/cubequery-deployment

A deployment of the cube query system.

Primary LanguagePythonApache License 2.0Apache-2.0

Cube Query Deployment

THIS PROJECT IS NO LONGER REQUIRED OR MAINTAINED. DO NOT USE OR EXPECT IT TO WORK.

It is only left here as a historical artifact. Go and see the cubequery project to find out how things now work.


This is both an example project to show how to deploy the cubequery system and a real deployment.

This shows pulling in two library modules (sac_utils and data_cube_utilities) and adding some processors.

Building and Running

  1. Clone this repo.
  2. Clone the cubequery repo.
  3. Edit the docker-compose.yml file to include the paths to your repos and set environment vars as you require.
  4. Edit the build.bat file to include the paths to your repos.
  5. Create the containers by running build.bat. If you are working on another platform the commands can be borrowed from that script.
  6. Run docker-compose up to start the environment.

The server should be able to live reload when changes are made, however the worker is not able to do so. That will need manually restarting.

For a production environment check out our helm charts

Converting a notebook to a cubequery process

While a note book is great for developing a process. It is not so great when running the process in production. See processes/ndvi_anomaly.py for an example

  1. Extract everything that can be a parameter to somewhere near the top of the notebook
  2. Remove any and all debug and investigation plotting code. It should not be nessary to import matplotlib at any point in the note book
  3. Create a new python file
  4. Create a class that extends CubeQueryTask
  5. The class needs a member called display_name with what this process should be called when shown to a user.
  6. The class needs a member called description with a description for a user of what this process does.
  7. Create a parameter list which contains details of each parameter.
    1. Name
    2. Display Name
    3. Data type
    4. Description
  8. Call the parameter setup function.
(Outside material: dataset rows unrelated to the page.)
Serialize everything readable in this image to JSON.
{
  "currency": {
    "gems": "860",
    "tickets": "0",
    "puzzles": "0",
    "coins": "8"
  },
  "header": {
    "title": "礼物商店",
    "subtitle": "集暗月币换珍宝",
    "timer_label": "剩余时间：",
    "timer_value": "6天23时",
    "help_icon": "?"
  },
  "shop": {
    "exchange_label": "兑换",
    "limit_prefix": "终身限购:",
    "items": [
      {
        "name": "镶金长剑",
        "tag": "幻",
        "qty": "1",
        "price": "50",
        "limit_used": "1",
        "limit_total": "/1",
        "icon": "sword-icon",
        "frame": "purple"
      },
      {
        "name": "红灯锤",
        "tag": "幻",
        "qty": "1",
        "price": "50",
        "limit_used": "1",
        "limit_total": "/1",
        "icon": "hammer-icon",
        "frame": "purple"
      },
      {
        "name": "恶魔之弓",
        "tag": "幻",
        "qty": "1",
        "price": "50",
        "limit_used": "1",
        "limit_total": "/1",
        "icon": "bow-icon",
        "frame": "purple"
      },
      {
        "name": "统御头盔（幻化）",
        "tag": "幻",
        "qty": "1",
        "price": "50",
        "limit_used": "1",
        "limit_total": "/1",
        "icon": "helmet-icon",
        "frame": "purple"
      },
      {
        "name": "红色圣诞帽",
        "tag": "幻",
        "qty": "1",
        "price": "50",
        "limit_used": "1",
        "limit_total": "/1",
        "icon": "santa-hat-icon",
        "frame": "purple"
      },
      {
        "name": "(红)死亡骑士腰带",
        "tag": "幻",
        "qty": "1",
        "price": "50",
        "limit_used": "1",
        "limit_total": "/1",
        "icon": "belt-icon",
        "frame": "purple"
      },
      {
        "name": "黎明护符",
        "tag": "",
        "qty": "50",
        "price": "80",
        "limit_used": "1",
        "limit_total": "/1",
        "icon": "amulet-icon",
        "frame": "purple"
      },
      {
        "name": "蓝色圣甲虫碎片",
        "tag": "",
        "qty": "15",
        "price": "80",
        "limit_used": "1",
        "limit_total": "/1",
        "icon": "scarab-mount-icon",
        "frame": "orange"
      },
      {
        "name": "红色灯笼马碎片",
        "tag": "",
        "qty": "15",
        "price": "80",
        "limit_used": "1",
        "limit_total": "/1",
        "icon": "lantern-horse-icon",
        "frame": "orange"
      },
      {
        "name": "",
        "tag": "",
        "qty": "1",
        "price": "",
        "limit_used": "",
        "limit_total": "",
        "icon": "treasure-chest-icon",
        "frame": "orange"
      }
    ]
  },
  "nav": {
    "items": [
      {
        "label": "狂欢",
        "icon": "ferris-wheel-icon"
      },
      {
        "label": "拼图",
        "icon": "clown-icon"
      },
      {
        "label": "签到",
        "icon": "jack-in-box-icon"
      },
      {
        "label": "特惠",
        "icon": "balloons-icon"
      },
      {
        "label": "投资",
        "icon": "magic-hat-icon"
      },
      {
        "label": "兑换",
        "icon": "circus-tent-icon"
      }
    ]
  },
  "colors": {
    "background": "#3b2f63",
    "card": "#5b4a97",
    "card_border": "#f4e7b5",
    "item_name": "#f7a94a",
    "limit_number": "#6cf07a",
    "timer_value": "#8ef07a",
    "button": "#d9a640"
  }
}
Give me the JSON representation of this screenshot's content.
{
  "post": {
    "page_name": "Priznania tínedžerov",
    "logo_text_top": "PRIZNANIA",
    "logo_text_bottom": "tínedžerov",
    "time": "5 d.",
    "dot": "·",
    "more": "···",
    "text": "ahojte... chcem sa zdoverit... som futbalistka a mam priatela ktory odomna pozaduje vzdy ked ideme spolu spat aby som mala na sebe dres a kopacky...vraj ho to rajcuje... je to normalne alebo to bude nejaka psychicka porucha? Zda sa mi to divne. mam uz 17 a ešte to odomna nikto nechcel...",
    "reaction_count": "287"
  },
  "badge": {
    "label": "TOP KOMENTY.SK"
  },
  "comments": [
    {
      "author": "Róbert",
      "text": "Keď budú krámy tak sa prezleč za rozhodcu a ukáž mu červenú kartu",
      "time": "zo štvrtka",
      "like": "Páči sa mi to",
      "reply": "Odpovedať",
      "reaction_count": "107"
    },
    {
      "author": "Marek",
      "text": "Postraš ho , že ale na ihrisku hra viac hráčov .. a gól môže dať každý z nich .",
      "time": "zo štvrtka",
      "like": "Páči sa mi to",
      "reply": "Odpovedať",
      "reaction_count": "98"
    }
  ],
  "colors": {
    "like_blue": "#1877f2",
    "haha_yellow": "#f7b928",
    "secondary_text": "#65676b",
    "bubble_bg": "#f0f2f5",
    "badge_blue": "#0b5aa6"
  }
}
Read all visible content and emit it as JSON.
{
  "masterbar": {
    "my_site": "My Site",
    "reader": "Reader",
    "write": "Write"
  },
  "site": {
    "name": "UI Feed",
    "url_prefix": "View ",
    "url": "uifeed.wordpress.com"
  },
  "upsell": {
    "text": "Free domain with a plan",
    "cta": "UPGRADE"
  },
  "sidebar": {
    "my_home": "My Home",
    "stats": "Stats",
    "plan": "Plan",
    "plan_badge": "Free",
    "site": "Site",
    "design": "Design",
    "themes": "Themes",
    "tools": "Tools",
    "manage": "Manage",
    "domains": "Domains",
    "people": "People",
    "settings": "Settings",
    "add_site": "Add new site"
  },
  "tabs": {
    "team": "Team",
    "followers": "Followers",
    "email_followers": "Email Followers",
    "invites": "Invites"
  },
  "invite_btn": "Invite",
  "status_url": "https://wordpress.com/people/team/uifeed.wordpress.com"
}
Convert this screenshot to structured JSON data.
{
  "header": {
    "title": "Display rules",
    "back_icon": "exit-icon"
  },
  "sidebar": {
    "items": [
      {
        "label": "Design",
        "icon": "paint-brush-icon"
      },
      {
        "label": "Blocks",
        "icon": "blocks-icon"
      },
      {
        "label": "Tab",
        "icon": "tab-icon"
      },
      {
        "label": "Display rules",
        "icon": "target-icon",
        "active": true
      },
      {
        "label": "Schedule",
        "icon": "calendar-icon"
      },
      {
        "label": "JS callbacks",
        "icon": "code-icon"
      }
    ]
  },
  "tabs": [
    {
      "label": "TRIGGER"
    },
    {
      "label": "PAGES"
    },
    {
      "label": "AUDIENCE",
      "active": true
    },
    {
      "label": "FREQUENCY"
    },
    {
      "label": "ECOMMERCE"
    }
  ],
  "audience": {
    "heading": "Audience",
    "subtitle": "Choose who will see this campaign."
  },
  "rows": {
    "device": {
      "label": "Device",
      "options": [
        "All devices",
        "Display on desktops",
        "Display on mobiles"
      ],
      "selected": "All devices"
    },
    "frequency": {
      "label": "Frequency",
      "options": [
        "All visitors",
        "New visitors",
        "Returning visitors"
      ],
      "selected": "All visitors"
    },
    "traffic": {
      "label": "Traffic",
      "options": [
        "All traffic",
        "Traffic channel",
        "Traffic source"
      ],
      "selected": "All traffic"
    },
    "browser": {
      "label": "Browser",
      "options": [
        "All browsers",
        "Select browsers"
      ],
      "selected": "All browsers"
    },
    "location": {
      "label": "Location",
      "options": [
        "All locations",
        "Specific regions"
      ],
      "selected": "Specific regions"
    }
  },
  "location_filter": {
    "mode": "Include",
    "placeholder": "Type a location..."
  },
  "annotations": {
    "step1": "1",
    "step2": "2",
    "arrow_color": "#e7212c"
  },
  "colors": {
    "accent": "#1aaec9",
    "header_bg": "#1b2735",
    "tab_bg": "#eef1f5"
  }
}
CubeQueryTask.cal_significant_kwargs(parameters) This is required to setup the parameters in the processing engine
  9. Create a method called generate_product that takes self, a datacube instance, and the path prefix to be used for any outputs. Along with each of the defined parameters from the earlier list as arguments.
  10. In this method implement the process
  11. The method needs to return a list of output files that should be kept when the processing is done. These should include the path prefix passed in to the function. It is important to use the path prefix when generating output data so that each task run gets a unique output folder. Otherwise your process may end up overwriting some of the work of another processor if two are running at the same time.
  12. Rebuild and re-deploy all the containers.